Piriformis Muscle | Inflammation? Here's how to behave!

By the healthiergang writer , student in Medicine and Surgery.

Piriformis muscle

The Piriformis is a small muscle, thin and almost triangular in shape, which originates at the level of the sacral portion of the vertebral column; more precisely from the anterior portion of the sacral foramina between S2 and S4; moving downwards and externally it is inserted, forming a single tendon, at the level of the upper portion of the greater trochanter of the Femur.

As it crosses the pelvis, it passes into the ischial foramen and relates in various ways to the Ischial Nerve (or Sciatico): in fact in some cases it may be located above the nerve or it is the Sciatic itself that crosses its muscular belly.

It is a deep muscle, covered by the mass of the gluteus maximus and in part by that of the gluteus medius, in fact it is not possible to reach it and palpate it directly.
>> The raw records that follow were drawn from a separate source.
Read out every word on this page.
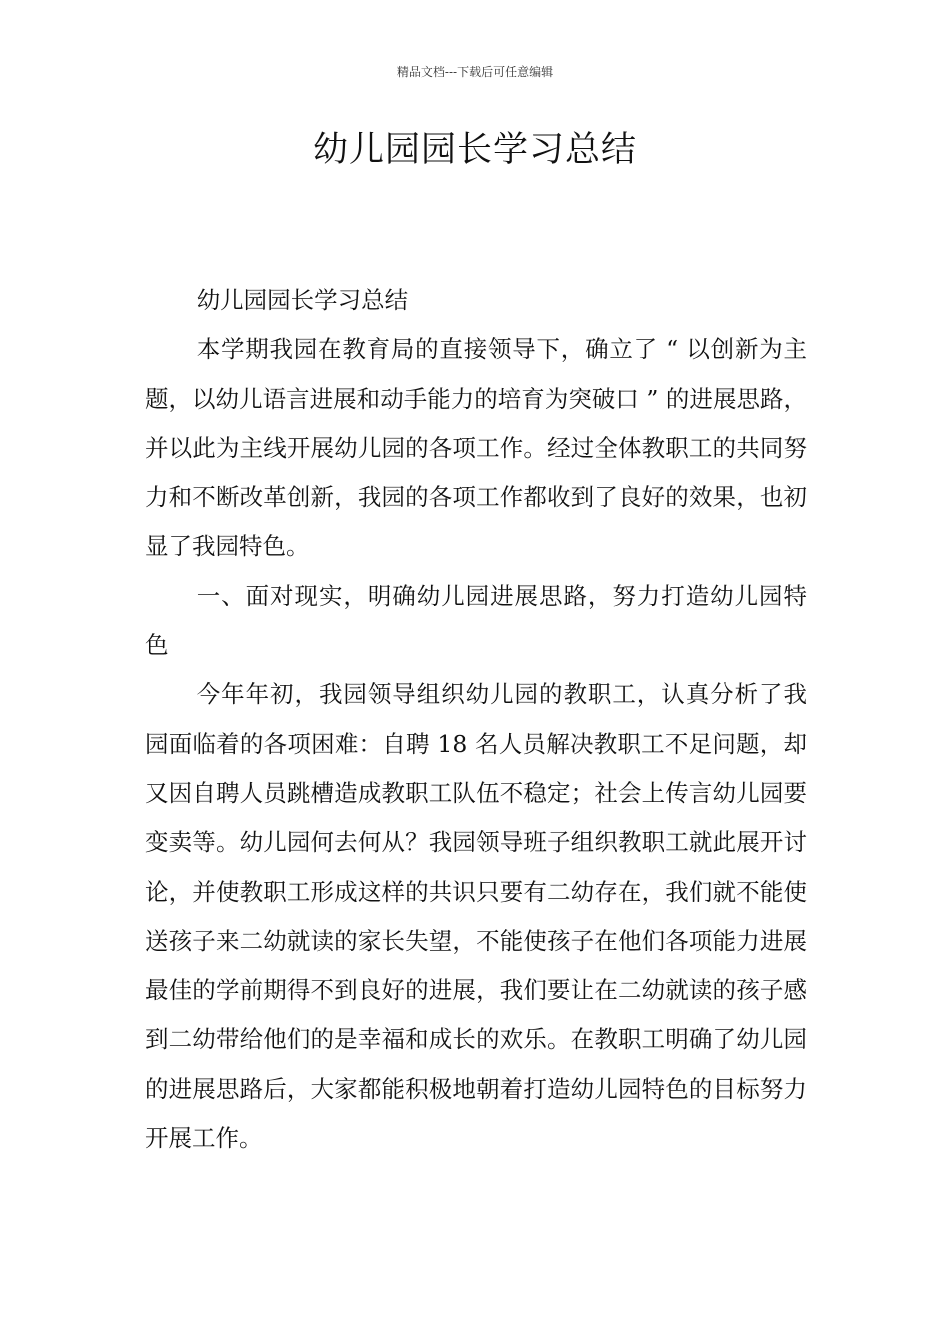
精品文档---下载后可任意编辑
幼儿园园长学习总结

幼儿园园长学习总结

本学期我园在教育局的直接领导下，确立了 “ 以创新为主题，以幼儿语言进展和动手能力的培育为突破口 ” 的进展思路，并以此为主线开展幼儿园的各项工作。经过全体教职工的共同努力和不断改革创新，我园的各项工作都收到了良好的效果，也初显了我园特色。

一、面对现实，明确幼儿园进展思路，努力打造幼儿园特色

今年年初，我园领导组织幼儿园的教职工，认真分析了我园面临着的各项困难：自聘 18 名人员解决教职工不足问题，却又因自聘人员跳槽造成教职工队伍不稳定；社会上传言幼儿园要变卖等。幼儿园何去何从？我园领导班子组织教职工就此展开讨论，并使教职工形成这样的共识只要有二幼存在，我们就不能使送孩子来二幼就读的家长失望，不能使孩子在他们各项能力进展最佳的学前期得不到良好的进展，我们要让在二幼就读的孩子感到二幼带给他们的是幸福和成长的欢乐。在教职工明确了幼儿园的进展思路后，大家都能积极地朝着打造幼儿园特色的目标努力开展工作。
When the pelvis is in a neutral position as an extrarotator of the femur (acting on the coxo-femoral joint), it is considered a hip abductor and when it pivots on the femur it contributes to the retroversion of the pelvis; furthermore, always with the pelvis in a neutral position (so let's imagine the subject standing upright) it acts as a stabilizer.
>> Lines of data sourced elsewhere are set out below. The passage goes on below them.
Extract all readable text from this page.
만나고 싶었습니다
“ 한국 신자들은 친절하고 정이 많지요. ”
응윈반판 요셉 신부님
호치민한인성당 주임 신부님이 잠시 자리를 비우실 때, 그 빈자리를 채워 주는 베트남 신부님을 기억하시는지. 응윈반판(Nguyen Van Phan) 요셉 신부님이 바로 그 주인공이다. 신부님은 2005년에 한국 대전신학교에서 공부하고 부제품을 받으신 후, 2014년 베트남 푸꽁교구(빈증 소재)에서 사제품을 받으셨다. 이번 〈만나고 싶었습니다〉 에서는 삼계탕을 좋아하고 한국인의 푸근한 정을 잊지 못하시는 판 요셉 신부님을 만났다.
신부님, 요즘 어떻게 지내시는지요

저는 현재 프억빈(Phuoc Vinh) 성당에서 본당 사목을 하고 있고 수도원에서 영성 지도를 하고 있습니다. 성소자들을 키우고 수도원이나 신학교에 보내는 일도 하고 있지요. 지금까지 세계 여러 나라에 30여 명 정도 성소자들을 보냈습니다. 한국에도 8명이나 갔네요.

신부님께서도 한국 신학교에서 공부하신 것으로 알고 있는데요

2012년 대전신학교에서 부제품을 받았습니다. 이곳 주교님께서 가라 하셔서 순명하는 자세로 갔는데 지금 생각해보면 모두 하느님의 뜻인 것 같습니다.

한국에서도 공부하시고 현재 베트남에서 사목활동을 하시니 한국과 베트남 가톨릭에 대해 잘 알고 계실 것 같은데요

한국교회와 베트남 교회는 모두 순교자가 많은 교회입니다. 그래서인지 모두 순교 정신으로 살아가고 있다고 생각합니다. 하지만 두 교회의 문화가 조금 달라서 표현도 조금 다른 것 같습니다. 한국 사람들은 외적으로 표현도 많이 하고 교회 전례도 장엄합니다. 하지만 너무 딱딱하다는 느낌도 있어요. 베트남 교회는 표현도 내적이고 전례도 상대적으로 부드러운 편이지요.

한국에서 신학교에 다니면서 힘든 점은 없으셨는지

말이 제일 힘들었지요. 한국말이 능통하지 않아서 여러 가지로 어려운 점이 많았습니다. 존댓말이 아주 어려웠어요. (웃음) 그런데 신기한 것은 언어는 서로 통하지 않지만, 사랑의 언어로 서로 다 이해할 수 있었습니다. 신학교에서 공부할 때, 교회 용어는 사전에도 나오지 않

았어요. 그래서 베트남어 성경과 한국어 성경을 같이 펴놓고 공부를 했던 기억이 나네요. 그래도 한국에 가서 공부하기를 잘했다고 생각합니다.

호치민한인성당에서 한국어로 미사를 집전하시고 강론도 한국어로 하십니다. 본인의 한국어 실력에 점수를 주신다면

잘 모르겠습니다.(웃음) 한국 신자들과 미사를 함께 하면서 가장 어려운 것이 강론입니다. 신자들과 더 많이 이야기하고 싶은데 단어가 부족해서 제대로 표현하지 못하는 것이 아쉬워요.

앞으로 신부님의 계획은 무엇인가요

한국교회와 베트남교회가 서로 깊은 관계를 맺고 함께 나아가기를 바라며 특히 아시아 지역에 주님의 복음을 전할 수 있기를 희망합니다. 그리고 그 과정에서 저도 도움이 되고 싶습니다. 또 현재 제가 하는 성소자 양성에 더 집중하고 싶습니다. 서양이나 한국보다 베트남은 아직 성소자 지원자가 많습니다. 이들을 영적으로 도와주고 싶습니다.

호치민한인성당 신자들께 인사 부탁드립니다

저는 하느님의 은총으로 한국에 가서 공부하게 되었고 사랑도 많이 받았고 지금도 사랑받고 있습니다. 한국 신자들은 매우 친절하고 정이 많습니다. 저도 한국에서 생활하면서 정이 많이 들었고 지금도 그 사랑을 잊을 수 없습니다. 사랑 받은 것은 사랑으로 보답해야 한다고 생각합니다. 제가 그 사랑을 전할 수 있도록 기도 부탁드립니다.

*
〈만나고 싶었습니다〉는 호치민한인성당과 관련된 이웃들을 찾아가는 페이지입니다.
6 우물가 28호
During the movement, when there is the support phase of the lower limb, the ipsilateral piriformis contracting opposes the abrupt femoral internal rotation (very useful in the support phase during running and walking).


If an inflammatory or fatigue process involves this small muscle then we are talking about Piriformis Syndrome which is a nerve crushing syndrome. The cause of the symptoms is to be found in the close relationship between the muscle and the sciatic nerve.

It generally occurs as a pain that involves the entire nerve tract and is often mistaken for a herniated disc or lumbosciatalgia.

In fact, it has been seen that as a syndrome it is very little considered by specialists and almost all patients suffering from chronic sciatic pain have never heard of it; yet it is estimated that about 40% of the aforementioned patients have problems attributable to this muscle, the most common cause of muscle inflammation is an incorrect sitting position or excessive time spent in the chair.

In fact, the muscle is always crushed and compressed, which then leads to its stiffening and inflammation. Other reasons can be found in postural imbalances and in the misalignment of the pelvis that lead a muscle to work more than its counterpart causing thickening of the muscle and crushing of the sciatic nerve or in trauma involving the lower back or the gluteal region.

The most common symptom is pain and discomfort in the center of the buttock, pain that can radiate down the back of the thigh up to the knee; if the crushing is important then you can have a tingling and a feeling of numbness up to the leg and foot, therefore a symptomatology that involves the whole sciatic.

Sitting and performing thigh rotations against resistance cause severe pain as well as performing certain activities such as walking, climbing stairs, which generally lead to worsening of symptoms. With the presence of this symptomatological picture, tests can be used to help us identify the syndrome and make a correct differential diagnosis.

How to behave?

We then begin with the anamnesis (ie the list of symptoms reported by the patient) and with a physical examination of the hip and lumbar area; from here the specialist can carry out various tests:

  1. Palpation of the gluteal region in the center of the muscle belly, where the nerve and muscle usually pass underneath and which are the most painful points.
  2. The Freiberg test which is performed with the patient lying prone on the couch and consists in the internal rotation of the hip bringing the knee outwards.
  3. The Pace and Nagle test: the patient is sitting with his legs hanging off the table; abduction and isometric external rotation of the hips is performed against resistance; these movements cause pain and in the worst symptoms they cannot even be carried out
  4. Faber test: it is performed by bringing the hip joint into flexion, abduction and extrarotation (hence the name of the F. AB. ER. Test), causing pain in the hip.

To differentiate it from a radical involvement, the Lasegue test is also performed, which does not cause pain in the case of inflammation of the piriformis and therefore useful in the identification phase of the cause.

Physical therapies are those that give the best results without the use and contraindications of drugs, such as Tecar therapy and Ultrasound with massage. The direct massage alone can be useful but not always effective since the muscle is located in depth.

Stretching, on the other hand, is a good ally and you can do it all in the comfort of your own home

We start in the supine position; we bring the left ankle in contact with the right knee and with the hands we grab the same knee bringing it to the chest; the part being stretched will be at the level of the left buttock; maintain the position for 20-30 seconds, performing the exercise for both limbs at least 3 times; the muscle will be stretched leading to a feeling of relief and a decrease in stiffness.

In the assumed position you can also perform a massage with a foam roller or a tennis ball as an alternative.